Ein Gliom ist ein Hirntumor, der aus den Gliazellen des Gehirns oder Rückenmarks entsteht. Es gehört zu den häufigsten primären Hirntumoren.

Was ist ein Gliom?

Ein Gliom ist ein Tumor des zentralen Nervensystems (ZNS), der aus den sogenannten Gliazellen entsteht. Gliazellen sind Stützzellen des Gehirns und Rückenmarks, die unter anderem Nervenzellen ernähren, schützen und isolieren. Gliome zählen zu den häufigsten primären Hirntumoren beim Erwachsenen und können in verschiedenen Schweregraden auftreten.

Arten von Gliomen

Gliome werden nach dem Zelltyp, aus dem sie entstehen, sowie nach ihrem Maligniitätsgrad (Bosartigkeit) eingeteilt:

  • Astrozytom: Entsteht aus Astrozyten; umfasst gutartige bis hochgradige Formen.
  • Glioblastom (Glioblastoma multiforme): Die aggressivste und häufigste Form des Glioms beim Erwachsenen; entspricht Grad IV nach WHO-Klassifikation.
  • Oligodendrogliom: Entsteht aus Oligodendrozyten; oft langsamer wachsend.
  • Ependymom: Geht von den Ependymzellen aus, die die Hirnkammern auskleiden.
  • Diffuses intrinsiches pontines Gliom (DIPG): Besonders aggressiver Tumor im Hirnstamm, vorwiegend bei Kindern.

Die WHO-Klassifikation unterteilt Gliome in die Grade I bis IV, wobei Grad I am gutartigsten und Grad IV am bösartigsten ist.

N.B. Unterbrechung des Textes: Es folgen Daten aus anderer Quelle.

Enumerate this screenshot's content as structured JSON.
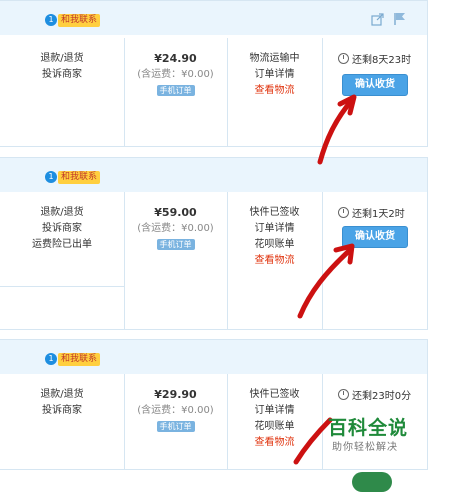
{
  "contact_label": "和我联系",
  "orders": [
    {
      "actions": [
        "退款/退货",
        "投诉商家"
      ],
      "price": "¥24.90",
      "shipping": "(含运费：¥0.00)",
      "mobile_badge": "手机订单",
      "status": [
        "物流运输中",
        "订单详情"
      ],
      "status_link": "查看物流",
      "countdown": "还剩8天23时",
      "confirm_label": "确认收货"
    },
    {
      "actions": [
        "退款/退货",
        "投诉商家",
        "运费险已出单"
      ],
      "price": "¥59.00",
      "shipping": "(含运费：¥0.00)",
      "mobile_badge": "手机订单",
      "status": [
        "快件已签收",
        "订单详情",
        "花呗账单"
      ],
      "status_link": "查看物流",
      "countdown": "还剩1天2时",
      "confirm_label": "确认收货"
    },
    {
      "actions": [
        "退款/退货",
        "投诉商家"
      ],
      "price": "¥29.90",
      "shipping": "(含运费：¥0.00)",
      "mobile_badge": "手机订单",
      "status": [
        "快件已签收",
        "订单详情",
        "花呗账单"
      ],
      "status_link": "查看物流",
      "countdown": "还剩23时0分"
    }
  ],
  "watermark": {
    "title": "百科全说",
    "subtitle": "助你轻松解决"
  },
  "colors": {
    "header_bg": "#eaf5fd",
    "confirm_bg": "#4aa3e6",
    "link_red": "#e0340f",
    "arrow_red": "#cc1111",
    "watermark_green": "#1f8a3a"
  },
  "icons": [
    "share-icon",
    "flag-icon",
    "clock-icon",
    "wangwang-icon"
  ]
}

Ursachen und Risikofaktoren

Die genauen Ursachen für die Entstehung eines Glioms sind noch nicht vollständig geklärt. Folgende Faktoren werden diskutiert:

  • Genetische Veränderungen: Mutationen in Genen wie IDH1, IDH2, TP53 oder EGFR spielen eine wichtige Rolle.
  • Ionisierende Strahlung: Eine frühere Strahlentherapie des Kopfes erhöht das Risiko.
  • Erbliche Syndrome: Erkrankungen wie Neurofibromatose Typ 1 oder das Li-Fraumeni-Syndrom sind mit einem erhöhten Gliomrisiko verbunden.
  • Alter und Geschlecht: Hochgradige Gliome treten häufiger bei Männern und im mittleren bis höheren Lebensalter auf.

Symptome

Die Symptome eines Glioms hängen von der Lage und Größe des Tumors ab. Häufige Beschwerden sind:

  • Kopfschmerzen, besonders morgens
  • Epileptische Anfälle (häufig erstes Symptom)
  • Persönlichkeitsveränderungen und Verhaltensstörungen
  • Kognitive Einschränkungen (Gedächtnis, Konzentration)
  • Sprach- oder Sehstörungen
  • Lähmungserscheinungen oder Taubheitsgefühle
  • Erbrechen und Übelkeit durch erhöhten Hirndruck

Diagnose

Die Diagnose eines Glioms erfolgt durch eine Kombination aus bildgebenden Verfahren und Gewebeuntersuchung:

  • MRT (Magnetresonanztomographie): Wichtigstes bildgebendes Verfahren zur Darstellung von Lage, Größe und Ausbreitung des Tumors.
  • CT (Computertomographie): Ergänzend, insbesondere bei Notfällen.
  • Biopsie und Histologie: Entnahme einer Gewebeprobe zur mikroskopischen Untersuchung und molekulargenetischen Analyse (z. B. IDH-Mutation, MGMT-Promotormethylierung).
  • Liquorpunktion: In bestimmten Fällen zur Untersuchung des Hirnwassers.

Behandlung

Die Therapie richtet sich nach Art, Grad und Lage des Glioms sowie nach dem Allgemeinzustand des Patienten:

Operation

Ziel ist die möglichst vollständige Entfernung des Tumors (Resektion), ohne wichtige Hirnfunktionen zu schädigen. Bei hochgradigen Gliomen ist eine vollständige Entfernung oft nicht möglich.

Strahlentherapie

Nach einer Operation wird häufig eine Bestrahlung des Tumorbereichs durchgeführt, um verbleibende Tumorzellen abzutöten.

Chemotherapie

Der Wirkstoff Temozolomid wird standardmäßig beim Glioblastom eingesetzt, oft kombiniert mit der Strahlentherapie (Stupp-Protokoll). Bei anderen Gliomtypen kommen auch andere Chemotherapeutika zum Einsatz (z. B. PCV-Schema beim Oligodendrogliom).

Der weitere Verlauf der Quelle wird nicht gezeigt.